Les responsables de Sterling Heights proposent de nouvelles règles pour les machines de cryptomonnaies afin de lutter contre les arnaques qui ont escroqué plus de 542 000 $ aux résidents cette année. Le conseil municipal examinera l'ordonnance mardi, après 23 incidents de fraude signalés depuis janvier. Les mesures visent à protéger les utilisateurs vulnérables, en particulier les personnes âgées, contre les escroqueries impliquant des distributeurs Bitcoin et des appareils similaires.
Sterling Heights, une ville du comté de Macomb, dans le Michigan, fait face à une augmentation des fraudes liées aux cryptomonnaies via des réglementations proposées pour les machines de monnaie virtuelle, telles que les distributeurs Bitcoin et les kiosques. Depuis le 1er janvier, la police a enquêté ou enquête sur 23 cas, les victimes ayant perdu au moins 542 000 $. L'âge moyen des victimes est de 64 ans, soulignant les risques pour les seniors.
Le chef de la police Andrew Satterfield a expliqué les arnaques courantes : les victimes reçoivent souvent une alerte de virus informatique, appellent un numéro frauduleux —généralement répondu depuis l'étranger— et sont dirigées vers un dépôt d'argent dans un kiosque spécifique. «Une fois l'argent déposé, il est pratiquement perdu», a déclaré Satterfield. «Il est vraiment difficile de le récupérer.» Une autre tactique implique des fraudes romantiques en ligne, où les escrocs construisent de fausses relations et demandent des fonds, menant à des milliers envoyés à des inconnus.

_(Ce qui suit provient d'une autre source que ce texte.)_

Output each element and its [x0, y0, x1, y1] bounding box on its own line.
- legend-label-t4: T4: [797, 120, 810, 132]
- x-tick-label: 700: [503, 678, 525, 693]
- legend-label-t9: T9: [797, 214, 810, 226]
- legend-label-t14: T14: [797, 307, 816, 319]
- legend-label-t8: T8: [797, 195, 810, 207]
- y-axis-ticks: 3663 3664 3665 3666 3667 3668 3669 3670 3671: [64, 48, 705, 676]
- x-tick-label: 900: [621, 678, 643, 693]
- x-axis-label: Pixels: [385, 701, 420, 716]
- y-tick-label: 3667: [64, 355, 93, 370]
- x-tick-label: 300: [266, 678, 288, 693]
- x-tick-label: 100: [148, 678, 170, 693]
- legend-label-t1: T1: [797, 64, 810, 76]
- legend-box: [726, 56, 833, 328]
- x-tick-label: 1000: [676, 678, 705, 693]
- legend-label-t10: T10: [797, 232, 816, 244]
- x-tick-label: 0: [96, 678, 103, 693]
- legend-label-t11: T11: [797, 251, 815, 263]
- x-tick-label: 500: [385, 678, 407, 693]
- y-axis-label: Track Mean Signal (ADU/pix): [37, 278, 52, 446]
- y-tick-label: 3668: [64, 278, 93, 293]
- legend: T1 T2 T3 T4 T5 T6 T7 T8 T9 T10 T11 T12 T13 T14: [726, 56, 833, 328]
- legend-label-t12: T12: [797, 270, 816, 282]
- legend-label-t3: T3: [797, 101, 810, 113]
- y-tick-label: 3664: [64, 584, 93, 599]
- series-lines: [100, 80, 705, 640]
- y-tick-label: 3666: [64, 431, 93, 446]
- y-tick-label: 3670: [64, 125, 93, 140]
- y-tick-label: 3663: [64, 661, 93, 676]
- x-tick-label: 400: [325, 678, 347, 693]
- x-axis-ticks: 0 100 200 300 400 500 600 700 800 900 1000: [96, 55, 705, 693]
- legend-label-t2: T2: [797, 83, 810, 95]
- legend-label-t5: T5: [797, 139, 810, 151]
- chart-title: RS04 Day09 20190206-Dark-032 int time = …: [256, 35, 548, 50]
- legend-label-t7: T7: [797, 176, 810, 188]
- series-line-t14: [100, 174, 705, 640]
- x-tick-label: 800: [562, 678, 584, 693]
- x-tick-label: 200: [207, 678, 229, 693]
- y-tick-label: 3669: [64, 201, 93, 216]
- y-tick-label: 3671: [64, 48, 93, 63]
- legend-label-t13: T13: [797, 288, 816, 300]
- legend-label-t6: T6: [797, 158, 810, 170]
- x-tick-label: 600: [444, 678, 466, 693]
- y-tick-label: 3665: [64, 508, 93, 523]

L'ordonnance, introduite le 2 décembre, nécessite deux lectures et limiterait les nouveaux utilisateurs à des transactions inférieures à 1 000 $ par 24 heures. Les propriétaires de machines et les entreprises doivent obtenir des licences, subir des inspections annuelles, afficher les licences et s'assurer qu'un employé est présent pendant le fonctionnement. Les utilisateurs doivent avoir accès à une ligne d'assistance client et fournir une pièce d'identité avec photo. Les opérateurs doivent conserver des journaux de transactions de 90 jours pour examen policier et afficher des avertissements de fraude.
Le conseiller Michael Radtke, inspiré par les réglementations antérieures de Grosse Pointe Farms, a déclenché l'examen après avoir appris des fraudes locales liées à des kiosques. Sterling Heights deviendrait la deuxième ville du Michigan avec de telles règles.
CoinFlip, qui exploite trois kiosques dans la ville, s'oppose à certains aspects de la proposition. Dans une lettre, le directeur des affaires gouvernementales Jon Turke a argué que la limite de 1 000 $ pourrait encourager l'empilement de transactions et entraver les efforts de lutte contre le blanchiment d'argent. L'entreprise respecte les exigences fédérales, y compris l'identification pour les transactions supérieures à 1 000 $ et les rapports pour les activités suspectes au-delà de 2 000 $. CoinFlip soutient une licence au niveau de l'État et des divulgations uniformes, mais met en garde que des règles municipales pourraient confondre les consommateurs.
Satterfield et Radtke plaident pour une réglementation au niveau de l'État, notant que les mesures locales seules n'empêcheront pas les escrocs de diriger les victimes ailleurs. La ville prévoit de contacter les représentants de l'État sur cette question.